Ryan mira al jurado, y le hace de todo menos guiños.
– ¿Qué sucedió después? -pregunta.
– La señora McKay me pidió que lo llevase allí.
– ¿Por qué se lo pidió a usted precisamente?
– Porque yo tenía credenciales policiales. Ella sabía que yo podría conducir al señor Madriani más allá del precinto policial.
– ¿Y usted lo hizo?
– Sí, aunque me pareció que era un error -responde.
– Pero el caso es que lo llevó hasta allí.
– Mi jefa me lo había ordenado.
– ¿Es la señora McKay amiga del señor Madriani?

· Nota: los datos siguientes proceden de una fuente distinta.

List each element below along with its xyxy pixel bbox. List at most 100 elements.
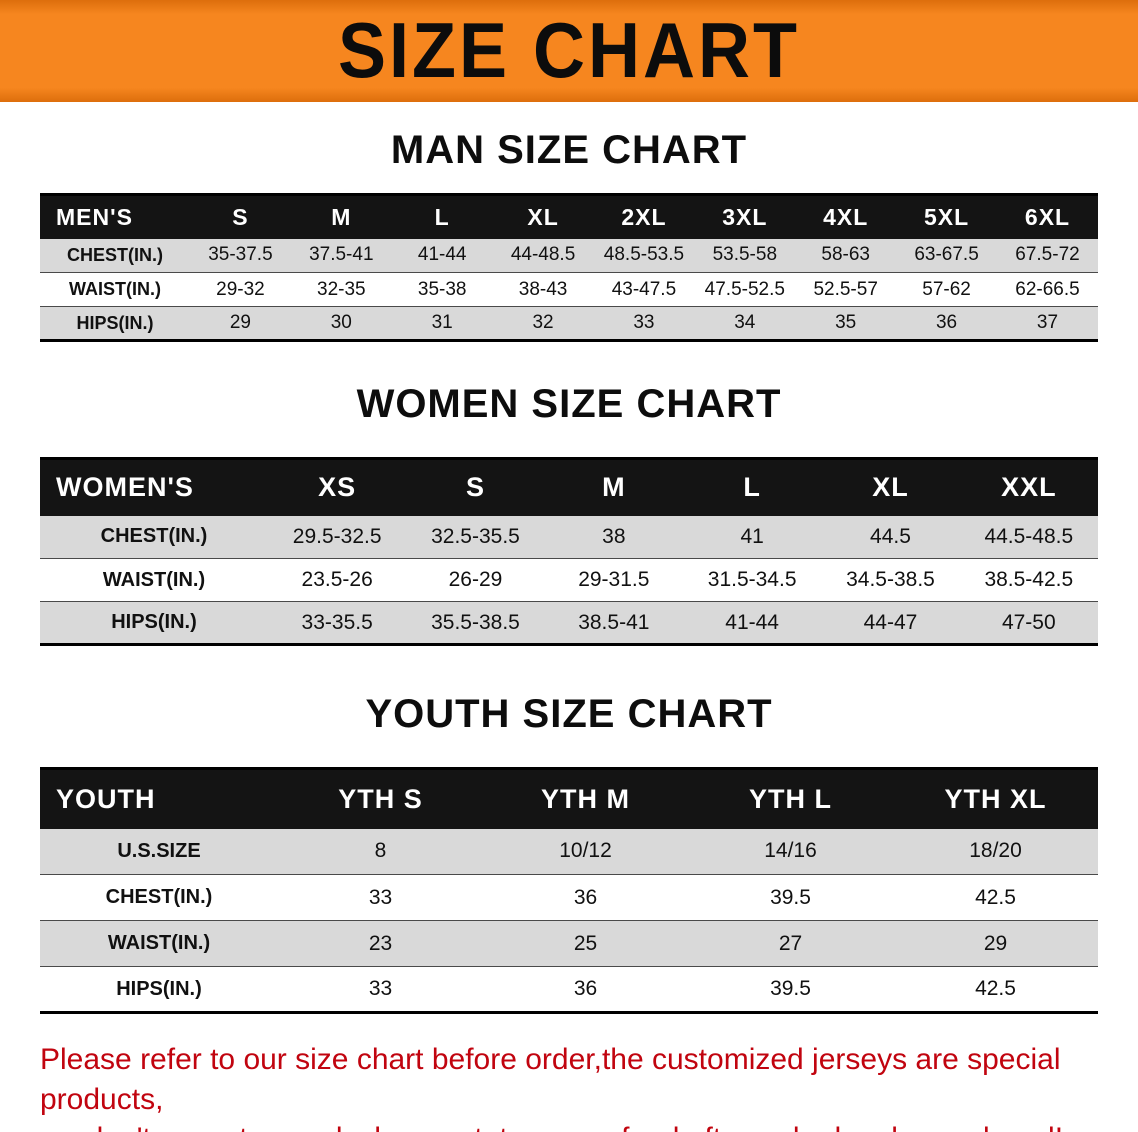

– Tengo entendido que sí-dice Brower.
Peltro no le quita ojo a Ryan, preguntándose hasta qué punto va a seguir el fiscal con las preguntas.
– ¿Tuvo usted la sensación de que esa petición, lo de llevar al señor Madriani a la escena del crimen, teniendo particularmente en cuenta lo que había ocurrido anteriormente aquel mismo día… tuvo la sensación de que la cosa podía resultar inadecuada?
– Protesto. El fiscal está solicitando la opinión del acusado.
– El señor Brower es un agente de la ley -dice Ryan-. Debe saber cuándo es apropiado o no cruzar el cordón policial que rodea la escena de un crimen, y quién debe acompañarlo cuando lo hace.
– Se desestima la protesta -dice Peltro.
– Sí. Me pareció inadecuado -dice Brower con satisfacción.
– Pero, pese a ello, acompañó usted al señor Madriani, ¿no?
– Sí. Aunque, como digo, me pareció un error.
– ¿Pudieron ver el cuerpo?
– Parcialmente, porque se hallaba detrás de un coche estacionado, pero vimos un pie y parte de una pierna.
– ¿Había técnicos de los laboratorios policiales trabajando en la zona?
– En efecto.
– ¿Encontraron los técnicos algo en el lugar de los hechos que luego le enseñaran a usted en presencia del señor Madriani?
– Sí. Dijeron que habían encontrado unas cosas cerca del cuerpo, y luego uno de ellos me enseñó algo.
– ¿Qué?
– Habían encontrado un cigarro. Sólo la colilla, fumada y apagada -dice Brower.
– ¿Había algo digno de mención en ese cigarro? -pregunta Ryan.
– Sí. Parecía idéntico al que el acusado me había dado aquella mañana, en el bufete de Madriani.